How to remove Nan or NULL values in data using python
Removing Nan values is essential for data analysis.
Let’s see how we can remove Nan values from our data.
See image 1
We can see our data which contains three columns 1st and 2nd column are categorical and 3rd column is numerical.
We then used data.isna().sum() to give us which column contains how many Nan values.
See image 2
If we want to sort the values from higher to lower, we use data.isna().sum().sort_values(ascending=False)
We also delete that rows contain Nan values using data.dropna().
It is not recommended to delete rows that contain Nan value, but it is good to know that we can also delete Nan rows.
See image 3
We can also fill in Nan values with other values, such as 0, using data.fillna(0).
We see the basic syntax of how to handle Nan values. Let’s see how to fill Nan's values with more meaningful values.
So what is the meaning of meaningful values?
It is not the best option to replace the Nan value with some constant value, as we do in image 3.
If the column data type is numerical, then it is best to fill the Nan value with that column's mean or average value. In some other cases, we also use median and mode, but in most cases, we use mean and
If the column data type is an object, then it is best to use the most frequent value of that column.
So how do we do that? In this case, we use the Simpleimputer function to fill in a numerical column with the mean and an object column with the most frequent value.
So simpleimputer() takes an argument that is by default mean, but we set it to simpleimputer(strategy=”most_frequent”)
Using strategy = “most_frequent” we say that fill the column with the most frequent value.

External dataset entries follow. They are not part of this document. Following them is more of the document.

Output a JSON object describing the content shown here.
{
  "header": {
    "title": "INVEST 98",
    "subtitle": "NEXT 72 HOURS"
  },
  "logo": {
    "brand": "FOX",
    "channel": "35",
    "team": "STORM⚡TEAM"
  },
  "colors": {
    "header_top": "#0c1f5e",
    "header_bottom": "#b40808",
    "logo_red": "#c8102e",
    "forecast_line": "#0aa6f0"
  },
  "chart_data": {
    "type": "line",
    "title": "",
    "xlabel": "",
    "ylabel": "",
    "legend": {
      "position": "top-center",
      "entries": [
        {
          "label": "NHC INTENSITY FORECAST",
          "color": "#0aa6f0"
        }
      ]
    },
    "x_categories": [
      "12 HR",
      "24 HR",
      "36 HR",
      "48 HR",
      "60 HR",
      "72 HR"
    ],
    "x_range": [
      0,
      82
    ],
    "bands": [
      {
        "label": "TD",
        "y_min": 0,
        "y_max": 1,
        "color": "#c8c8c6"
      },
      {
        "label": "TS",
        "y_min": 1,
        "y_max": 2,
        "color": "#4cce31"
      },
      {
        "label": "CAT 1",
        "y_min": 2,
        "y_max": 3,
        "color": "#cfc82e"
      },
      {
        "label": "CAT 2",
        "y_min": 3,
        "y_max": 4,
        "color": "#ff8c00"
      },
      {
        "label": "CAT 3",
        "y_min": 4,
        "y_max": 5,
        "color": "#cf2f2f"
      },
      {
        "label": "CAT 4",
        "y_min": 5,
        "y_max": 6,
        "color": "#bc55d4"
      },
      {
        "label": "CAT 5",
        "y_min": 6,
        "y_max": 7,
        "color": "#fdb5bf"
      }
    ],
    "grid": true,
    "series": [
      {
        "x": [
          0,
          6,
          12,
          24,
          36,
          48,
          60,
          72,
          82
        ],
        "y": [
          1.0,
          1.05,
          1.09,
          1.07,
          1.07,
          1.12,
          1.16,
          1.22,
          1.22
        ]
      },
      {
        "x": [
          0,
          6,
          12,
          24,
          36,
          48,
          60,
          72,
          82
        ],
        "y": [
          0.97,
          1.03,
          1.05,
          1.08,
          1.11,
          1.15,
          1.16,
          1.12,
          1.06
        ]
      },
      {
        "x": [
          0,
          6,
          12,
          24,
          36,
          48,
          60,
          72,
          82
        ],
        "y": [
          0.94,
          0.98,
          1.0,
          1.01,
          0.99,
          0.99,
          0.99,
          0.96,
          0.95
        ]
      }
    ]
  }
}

Let’s see how we do that with the use of python.
See image 4
We imported SimpleImputer, which will be used to remove Nan values.
The first step we will take is to select a numerical column as we do in the second line of image four then we use the fit_transform method to fill Nan with mean values.
So our numerical column Nan values are now replaced with the mean value
See image 5
We do the same thing as before, but we pass strategy = “most_frequent” because our column is an object, so this will fill that two columns with the most frequent value of that column.
Now our Nan value is removed.
See image 6
Now add all the columns together, and that’s it. All our Nan values are now removed with some meaningful values.